Does your software cure a disease or alleviate a symptom?

Some products cure diseases. If you want to kill the flu, you go to a doctor and get medicine. Other products alleviate symptoms. If you want to sleep through the night, you go get a bottle of NyQuil.

But when you wake up, you still have the flu.

The thing is, selling either product is a pretty good way to generate revenue. Companies have made billions selling pharmaceuticals. Other companies have made billions selling over-the-counter remedies.

Yet each product has a different purpose, a different audience, and a different impact (not to mention a different price, and profit margin).

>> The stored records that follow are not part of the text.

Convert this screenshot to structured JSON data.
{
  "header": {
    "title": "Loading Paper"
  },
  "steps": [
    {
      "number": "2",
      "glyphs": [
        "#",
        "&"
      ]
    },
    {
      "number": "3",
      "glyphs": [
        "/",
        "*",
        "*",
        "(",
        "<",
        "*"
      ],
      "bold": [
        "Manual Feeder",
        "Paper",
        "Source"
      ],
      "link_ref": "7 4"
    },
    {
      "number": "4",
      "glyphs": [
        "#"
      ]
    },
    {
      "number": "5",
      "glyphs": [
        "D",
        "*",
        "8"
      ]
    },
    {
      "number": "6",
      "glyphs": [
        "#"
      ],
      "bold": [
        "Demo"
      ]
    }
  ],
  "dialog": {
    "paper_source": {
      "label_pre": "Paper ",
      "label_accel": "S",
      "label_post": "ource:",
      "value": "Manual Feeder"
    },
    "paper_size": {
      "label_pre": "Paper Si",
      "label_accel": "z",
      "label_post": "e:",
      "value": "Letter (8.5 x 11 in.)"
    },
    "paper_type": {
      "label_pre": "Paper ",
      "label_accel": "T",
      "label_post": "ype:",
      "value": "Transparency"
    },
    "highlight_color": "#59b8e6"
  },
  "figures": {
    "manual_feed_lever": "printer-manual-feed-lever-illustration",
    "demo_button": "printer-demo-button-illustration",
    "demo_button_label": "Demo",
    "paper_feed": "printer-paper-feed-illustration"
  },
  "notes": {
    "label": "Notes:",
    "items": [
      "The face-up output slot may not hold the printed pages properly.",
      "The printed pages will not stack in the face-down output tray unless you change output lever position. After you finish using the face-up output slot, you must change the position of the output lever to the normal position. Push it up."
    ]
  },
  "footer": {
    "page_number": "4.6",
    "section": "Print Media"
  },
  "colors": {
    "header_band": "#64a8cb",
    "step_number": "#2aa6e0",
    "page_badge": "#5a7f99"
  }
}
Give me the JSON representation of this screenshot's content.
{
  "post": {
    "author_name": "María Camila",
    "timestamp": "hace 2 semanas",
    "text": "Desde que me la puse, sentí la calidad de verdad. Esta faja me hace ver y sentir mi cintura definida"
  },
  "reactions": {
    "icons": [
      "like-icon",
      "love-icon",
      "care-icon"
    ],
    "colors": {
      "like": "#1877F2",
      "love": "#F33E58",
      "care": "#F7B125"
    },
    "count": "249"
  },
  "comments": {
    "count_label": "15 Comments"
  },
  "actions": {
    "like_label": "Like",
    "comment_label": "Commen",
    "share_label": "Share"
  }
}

In business, companies often lack a shared understanding of what they are and what they do.  For example we once helped a market research re-position their brand. When asked what they do, one partner said, “We help our clients solve their marketing problems” (i.e. cure the disease) while another partner said “We give our clients insights through great quantitative research” (i.e. alleviate a symptom).   Both great ways to make a living, but not the same thing. Do you cure diseases or alleviate symptoms?   Know the difference.

For instance, do you,

  • “Solve your customers’ growth problems” or “make the sales team more efficient”?
  • “Transform the online experience” or “develop a software platform that delivers dynamic creative assets”?
  • “Improve customer loyalty” or “improve first call resolution rates”…which makes your customer service team more efficient and helps your customers get the answers they need which then may lead to improvements in customer loyalty?